Tribological and electrochemical performance of PVD TiN coatings on the femoral head of Ti-6Al-4V artificial hip joints

Replacing the femoral head and the acetabular socket with an artificial prosthetic component is practiced throughout the world to restore painless joint function for patients suffering from disabling hip joint disease. Moving and anchored parts of the prosthesis are exposed to different mechanical stresses and chemical actions; thus, various mechanical, chemical, tribological, and corrosion processes are experienced by the implants.
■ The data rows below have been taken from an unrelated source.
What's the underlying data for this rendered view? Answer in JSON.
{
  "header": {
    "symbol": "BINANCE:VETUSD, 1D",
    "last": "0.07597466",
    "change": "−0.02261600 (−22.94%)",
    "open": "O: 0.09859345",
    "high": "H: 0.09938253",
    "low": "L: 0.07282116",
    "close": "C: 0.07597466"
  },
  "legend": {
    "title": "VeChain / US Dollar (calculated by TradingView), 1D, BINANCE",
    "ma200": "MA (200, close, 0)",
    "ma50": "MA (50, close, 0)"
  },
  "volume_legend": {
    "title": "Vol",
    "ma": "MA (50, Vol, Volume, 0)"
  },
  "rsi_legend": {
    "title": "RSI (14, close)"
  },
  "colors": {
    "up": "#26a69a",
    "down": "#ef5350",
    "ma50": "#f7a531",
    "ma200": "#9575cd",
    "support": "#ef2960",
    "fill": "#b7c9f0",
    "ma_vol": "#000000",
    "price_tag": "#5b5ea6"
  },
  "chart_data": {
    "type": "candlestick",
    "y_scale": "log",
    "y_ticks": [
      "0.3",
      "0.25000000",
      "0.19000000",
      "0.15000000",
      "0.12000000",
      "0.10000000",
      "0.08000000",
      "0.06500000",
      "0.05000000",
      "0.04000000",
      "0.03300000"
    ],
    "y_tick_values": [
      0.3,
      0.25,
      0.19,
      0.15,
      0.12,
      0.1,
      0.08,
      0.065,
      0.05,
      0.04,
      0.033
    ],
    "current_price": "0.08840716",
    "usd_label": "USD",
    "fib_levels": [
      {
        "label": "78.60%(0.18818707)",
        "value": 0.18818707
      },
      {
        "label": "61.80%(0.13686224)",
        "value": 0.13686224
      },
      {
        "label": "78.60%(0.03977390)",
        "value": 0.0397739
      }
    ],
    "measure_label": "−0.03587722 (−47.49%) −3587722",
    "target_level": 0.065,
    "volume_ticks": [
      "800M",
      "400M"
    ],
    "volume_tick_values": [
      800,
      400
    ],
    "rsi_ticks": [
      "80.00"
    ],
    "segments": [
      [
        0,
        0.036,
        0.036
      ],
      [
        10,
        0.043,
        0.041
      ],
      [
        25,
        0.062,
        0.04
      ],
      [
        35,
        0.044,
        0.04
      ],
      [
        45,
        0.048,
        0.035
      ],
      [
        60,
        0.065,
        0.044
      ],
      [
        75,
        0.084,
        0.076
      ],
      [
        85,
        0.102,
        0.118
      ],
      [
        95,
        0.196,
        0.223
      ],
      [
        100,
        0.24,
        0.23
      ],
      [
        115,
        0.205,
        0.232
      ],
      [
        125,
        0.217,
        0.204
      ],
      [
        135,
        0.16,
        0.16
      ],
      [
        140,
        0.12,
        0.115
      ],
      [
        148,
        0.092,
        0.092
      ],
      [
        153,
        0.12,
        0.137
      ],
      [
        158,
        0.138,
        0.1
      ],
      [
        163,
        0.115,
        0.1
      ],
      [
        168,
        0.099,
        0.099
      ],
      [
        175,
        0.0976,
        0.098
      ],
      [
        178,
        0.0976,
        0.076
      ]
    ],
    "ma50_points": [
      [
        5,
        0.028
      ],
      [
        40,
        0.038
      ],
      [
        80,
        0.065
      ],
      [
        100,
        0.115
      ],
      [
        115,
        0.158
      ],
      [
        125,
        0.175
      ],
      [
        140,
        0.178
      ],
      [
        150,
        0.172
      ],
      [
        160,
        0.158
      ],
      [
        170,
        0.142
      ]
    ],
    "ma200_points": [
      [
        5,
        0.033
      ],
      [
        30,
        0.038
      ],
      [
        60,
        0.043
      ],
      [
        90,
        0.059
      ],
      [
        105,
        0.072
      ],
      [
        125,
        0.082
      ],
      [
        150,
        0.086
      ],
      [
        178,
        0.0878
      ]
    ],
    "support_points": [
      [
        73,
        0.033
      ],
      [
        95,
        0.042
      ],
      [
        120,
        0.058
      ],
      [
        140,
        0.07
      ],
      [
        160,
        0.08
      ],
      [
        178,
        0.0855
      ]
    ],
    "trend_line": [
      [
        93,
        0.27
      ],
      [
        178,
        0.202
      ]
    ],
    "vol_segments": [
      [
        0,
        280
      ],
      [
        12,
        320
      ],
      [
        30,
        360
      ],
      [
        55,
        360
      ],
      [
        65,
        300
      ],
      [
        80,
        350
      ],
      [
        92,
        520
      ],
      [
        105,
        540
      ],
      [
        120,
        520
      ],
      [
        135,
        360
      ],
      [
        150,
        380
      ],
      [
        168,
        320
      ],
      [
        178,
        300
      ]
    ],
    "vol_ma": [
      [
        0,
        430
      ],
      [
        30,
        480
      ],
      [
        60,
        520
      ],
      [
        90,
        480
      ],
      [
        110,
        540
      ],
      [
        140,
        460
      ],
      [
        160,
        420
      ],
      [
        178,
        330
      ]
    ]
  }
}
TiN coatings were deposited on Ti-6Al-4V substrates using a plasmaassisted electron beam PVD technique, with the intention of enhancing the tribological and electrochemical performance of the femoral head. The thickness, microhardness, surface roughness, and interfacial adhesion of the TiN coatings were evaluated by means of ball-crater testing, micro-indentation, surface profilometry, and scratch testing, respectively. Impacting under a dynamic repetitive impact load, and multi-pass scratching with a 0.2 mm radius diamond indentator on the coated surface under a load of 50% of the critical load for debonding, were carried out to study wear and contact fatigue failure of the TiN coated systems. The corrosion performance was also evaluated by electrochemical testing including d.c. potentiodynamic and a.c. impedance spectroscopic (EIS) techniques in 0.5 N NaCl solution. It was found that adhesive failure during impact was observable after 5 x 10⁴ cycles. The number of traversals P_c at which the coatings started to fail during multi-pass test was in a range of 300-400. The PVD TiN coatings significantly reduced the corrosion rate, i_corr by approximately 2 orders of magnitude. The coated corr systems also exhibited superior pitting resistance, which greatly suppressed the localised deterioration. In addition, the polarisation resistance of the TiN coated Ti-6Al-4V systems, determined through the EIS modelling with an equivalent circuit, was 2-4 MΩ cm² after 15 days of immersion.